In a prepared statement, Human Rights Campaign Legal Director Sarah Warbelow said, “Judge Granade’s ruling today affirms what we already know to be true – that all loving, committed Alabama couples should have the right to marry. As the U.S. Supreme Court prepares to hear a landmark case on marriage equality, today’s ruling joins the dozens and dozens of others that have recognized that committed and loving gay and lesbian couples deserve equal treatment under the law.”
The statement added that there was no stay placed on the ruling, so in the absence of a successful stay request by the state, couples can begin applying for marriage licenses as soon as clerks offices open.
But Mark Erwin, chief of staff for Mobile County Probate Judge Don Davis, said the ruling wasn’t so clear.

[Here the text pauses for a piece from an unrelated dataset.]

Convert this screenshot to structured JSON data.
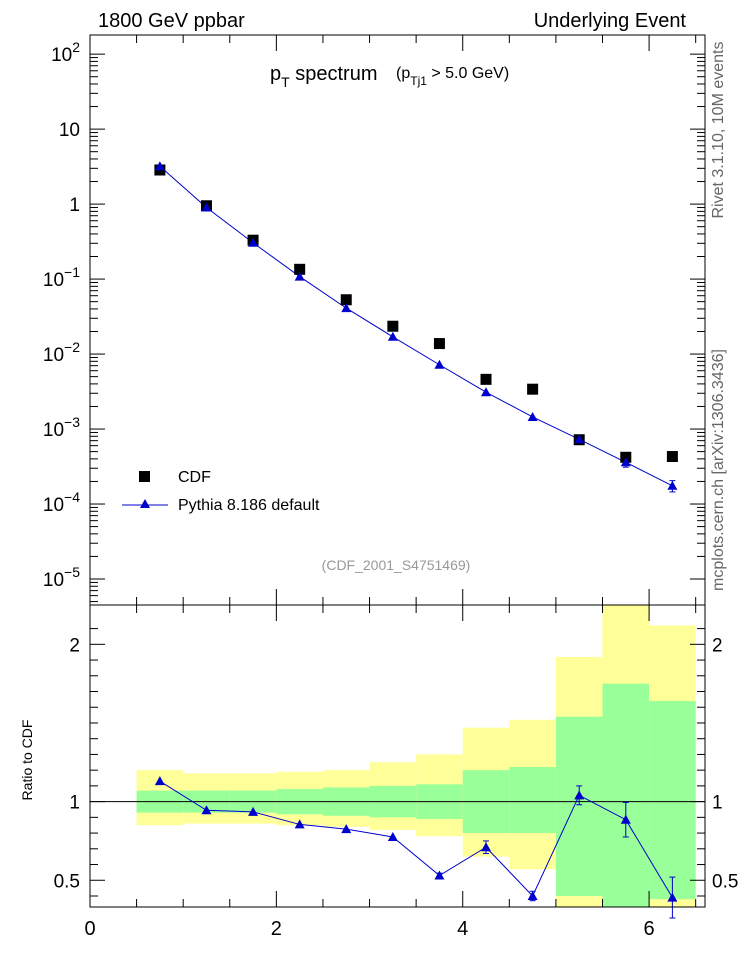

“We haven’t had a chance to read anything, other than the news reports, we haven’t gotten any word from a legal source like the courts or the state or anywhere else to what they see as the practical aspects of the district court decision,” he said. “We just have to monitor what the parties do in response, and I’m sure we will comply with whatever the actions are.”
Erwin indicated Strange could file a notice of appeal as soon as tomorrow and obtain a stay as soon as Monday, but noted the Attorney General of Florida stood down from a similar ruling there earlier this month, effectively opening probate courts in the Sunshine State to same-sex couples.
“I cant’ imagine the court would deny a stay of implementation of the order, because who wants all that going on administratively with the idea the 11th Circuit (Court of Appeals) could overturn it?”
Erwin also suggested Granade could have made her ruling more clear, “so the world wouldn’t be thrown into questions across the probate courts of Alabama Monday,” but conceded, “I guess she chose not to give the parties the opportunity to argue before the end of the day.”
Erwin said he and Davis had a previously scheduled meeting tomorrow on unrelated matters, but the decision would most likely be a topic of discussion. He withheld any recommendation on whether same-sex couples should make a rush to the courthouse Monday, noting, “we’re an administrative arm, we don’t make the policies, we just follow whatever the policies are.”
Gov. Robert Bentley issued a brief statement expressing disappointment, noting “The people of Alabama voted in a constitutional amendment to define marriage between man and woman. I’m disappointed by the ruling and will review it.”
Last week, the U.S. Supreme Court announced it would take up the issue this term.
Lagniappe will have more on this story as it develops.
(Updated at 9:22 p.m. to add the comments of Mark Erwin and clarify the headline.)